Amy came into the room. She made quick, intermittent movements, like a chicken. “Hey cous,” she said, and the way she emphasized it made the word sound like a swearword- but she’d always talked like that, and moved like that, too. Really, the only thing that had changed at all was she’d put on a little weight, so the quick movements seemed a little more forceful and intimidating.

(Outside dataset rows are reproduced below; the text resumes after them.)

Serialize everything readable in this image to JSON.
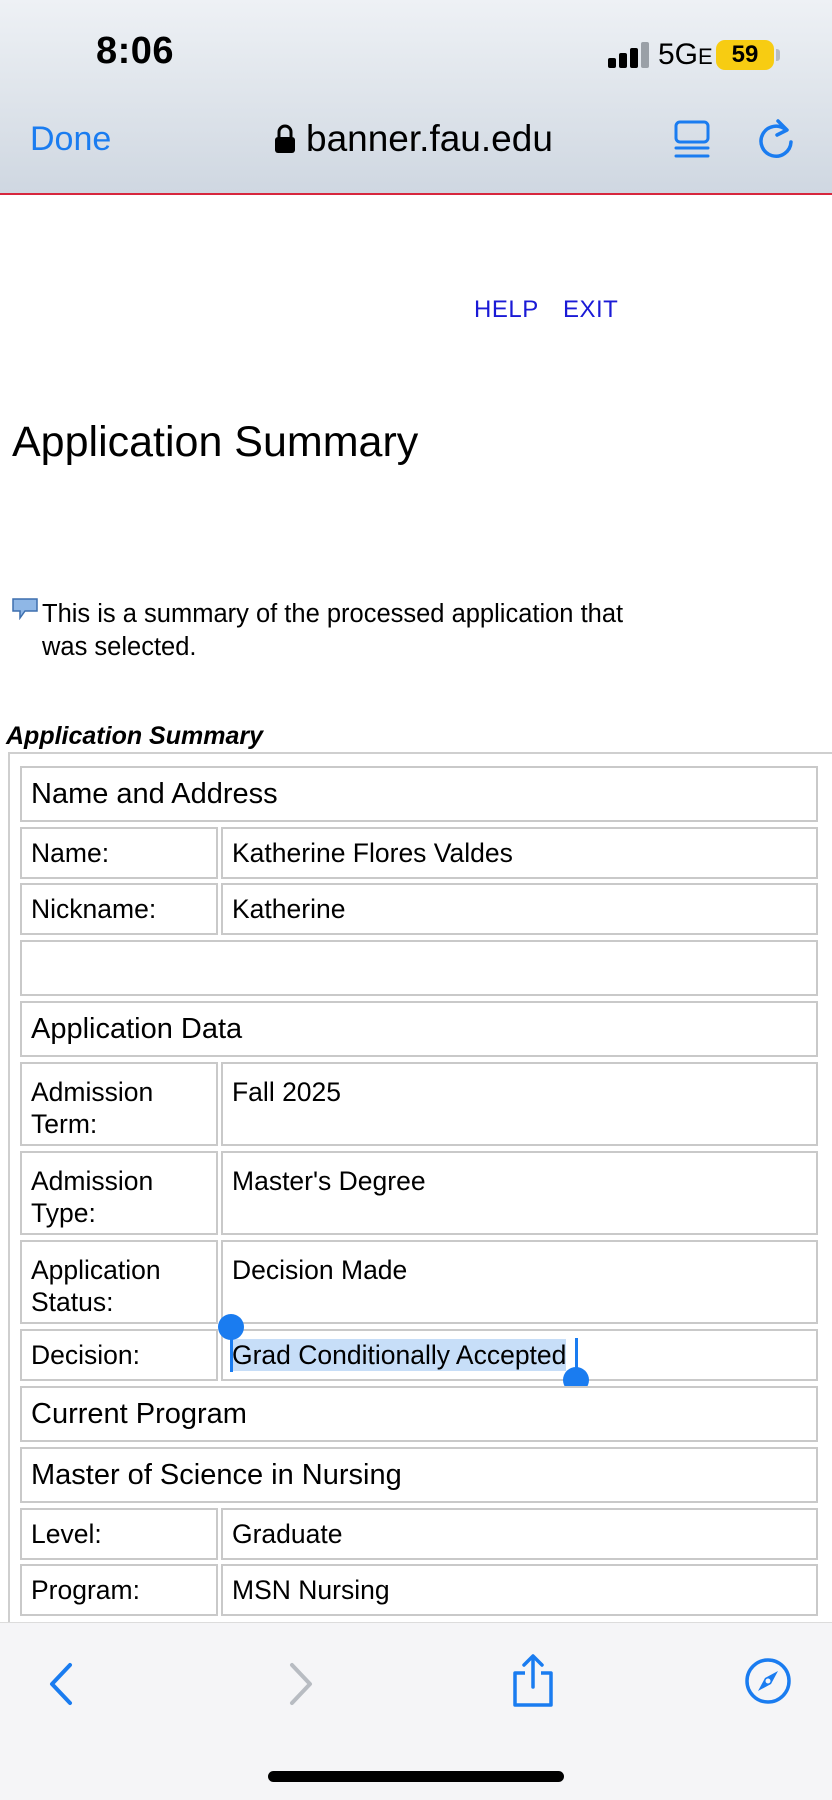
{
  "status_bar": {
    "time": "8:06",
    "network": "5G",
    "network_suffix": "E",
    "battery": "59"
  },
  "browser": {
    "done_label": "Done",
    "url": "banner.fau.edu"
  },
  "page": {
    "help_link": "HELP",
    "exit_link": "EXIT",
    "title": "Application Summary",
    "intro": "This is a summary of the processed application that was selected.",
    "table_caption": "Application Summary"
  },
  "summary": {
    "name_address_header": "Name and Address",
    "name_label": "Name:",
    "name_value": "Katherine Flores Valdes",
    "nickname_label": "Nickname:",
    "nickname_value": "Katherine",
    "application_data_header": "Application Data",
    "admission_term_label": "Admission Term:",
    "admission_term_value": "Fall 2025",
    "admission_type_label": "Admission Type:",
    "admission_type_value": "Master's Degree",
    "application_status_label": "Application Status:",
    "application_status_value": "Decision Made",
    "decision_label": "Decision:",
    "decision_value": "Grad Conditionally Accepted",
    "current_program_header": "Current Program",
    "program_name": "Master of Science in Nursing",
    "level_label": "Level:",
    "level_value": "Graduate",
    "program_label": "Program:",
    "program_value": "MSN Nursing"
  },
  "colors": {
    "accent": "#1a7cf0",
    "link": "#1a1ad6",
    "selection": "#c7def8",
    "battery": "#f7cc12",
    "header_border": "#d7263d"
  }
}
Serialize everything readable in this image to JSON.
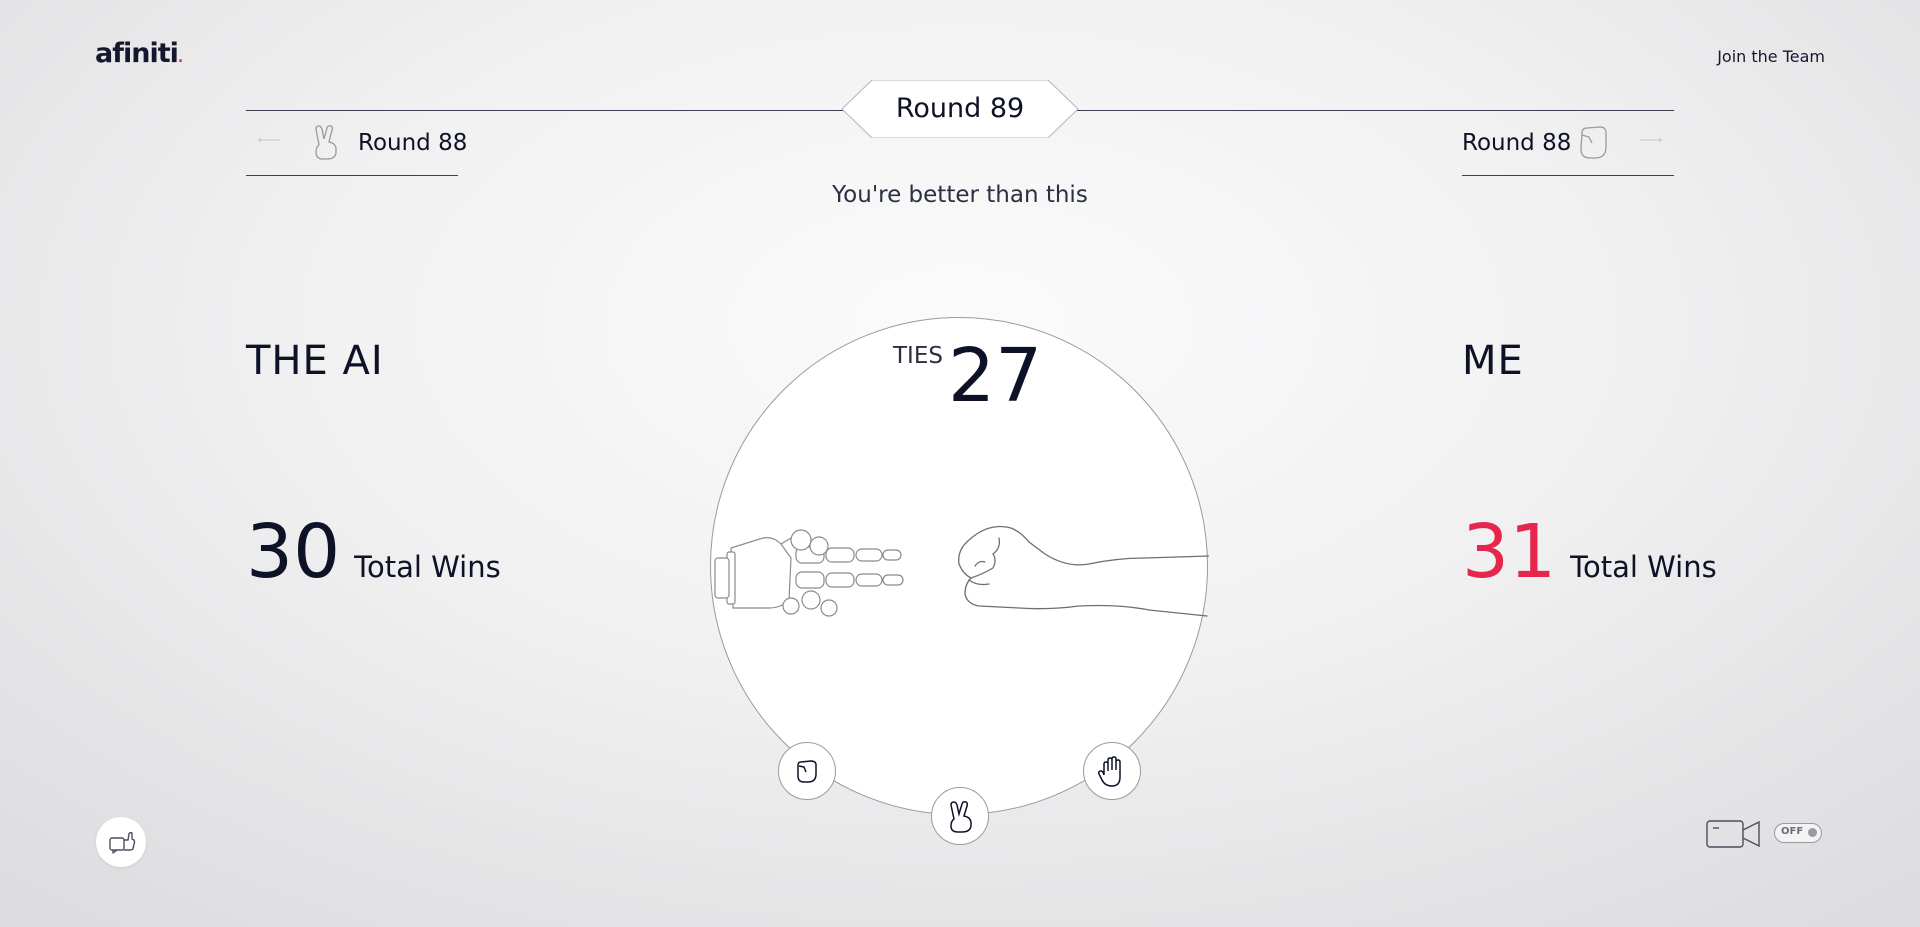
{
  "header": {
    "logo_text": "afiniti",
    "logo_dot": ".",
    "join_link": "Join the Team"
  },
  "round": {
    "current": "Round 89",
    "prev_label": "Round 88",
    "prev_hand": "peace-hand-icon",
    "next_label": "Round 88",
    "next_hand": "fist-hand-icon"
  },
  "subtitle": "You're better than this",
  "ai": {
    "label": "THE AI",
    "wins": "30",
    "wins_label": "Total Wins",
    "last_move": "scissors"
  },
  "me": {
    "label": "ME",
    "wins": "31",
    "wins_label": "Total Wins",
    "last_move": "rock",
    "wins_color": "#e6264c"
  },
  "ties": {
    "label": "TIES",
    "count": "27"
  },
  "choices": [
    {
      "name": "rock",
      "icon": "fist-icon"
    },
    {
      "name": "scissors",
      "icon": "peace-icon"
    },
    {
      "name": "paper",
      "icon": "open-hand-icon"
    }
  ],
  "camera_toggle": {
    "state": "OFF",
    "icon": "video-camera-icon"
  },
  "feedback_icon": "thumbs-up-icon",
  "colors": {
    "text": "#0d1226",
    "accent": "#e6264c",
    "outline": "#9a9a9f"
  }
}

Standing beside her was Danny, her husband. He was trying to be coldly impartial- though we’d met a few times before, and he seemed pleasant, apologetic, even, as if he had to explain the forceful turn in Amy. But now he was watching her, and Howard, subordinating to them.

Howard mused: “Perhaps we could let you go. Having seen a functioning social element here, perhaps we could rely on your discretion. But we’d never know. How many cycles would it be before you counted the waning moons and decided we’d taken too many victims, that your conscience could no longer handle the strain? Four? Seven?”

“Ultimately, the question is one of survival. Lionel, by breaking our laws, was a threat to our pack- and now, so are you. You are an unfortunate case, too, because you’re an intruder; we can’t simply turn you and hope for interdependence. You still have friends, and resources beyond these walls. But beyond any other considerations, however, tonight is the Lykaia, and we need the blood sacrifice.”

My eyes widened. “But Lionel-”

“Lionel was one of us- and a Vargulf besides; his blood would merely infect others, and those untainted would become Vargulf for want of the proper ceremony.” He turned to Amy. “You should say your goodbyes.”

There was the hint of tears in her eyes, though her plump face was becoming more elfin, the fine blond hairs on her face thickening and darkening. “I’m sorry- but you made me choose between the family I want, and the family I didn’t.” She turned away from me, and said to her husband, “Make it quick.”

He was only barely recognizable as a man beneath the elongated bones in his face, and the thick hair sprouting over his skin, but his eyes failed to keep his stoic vigil. “Sorry,” he said, and put his hand on my shoulder, and his teeth around my throat.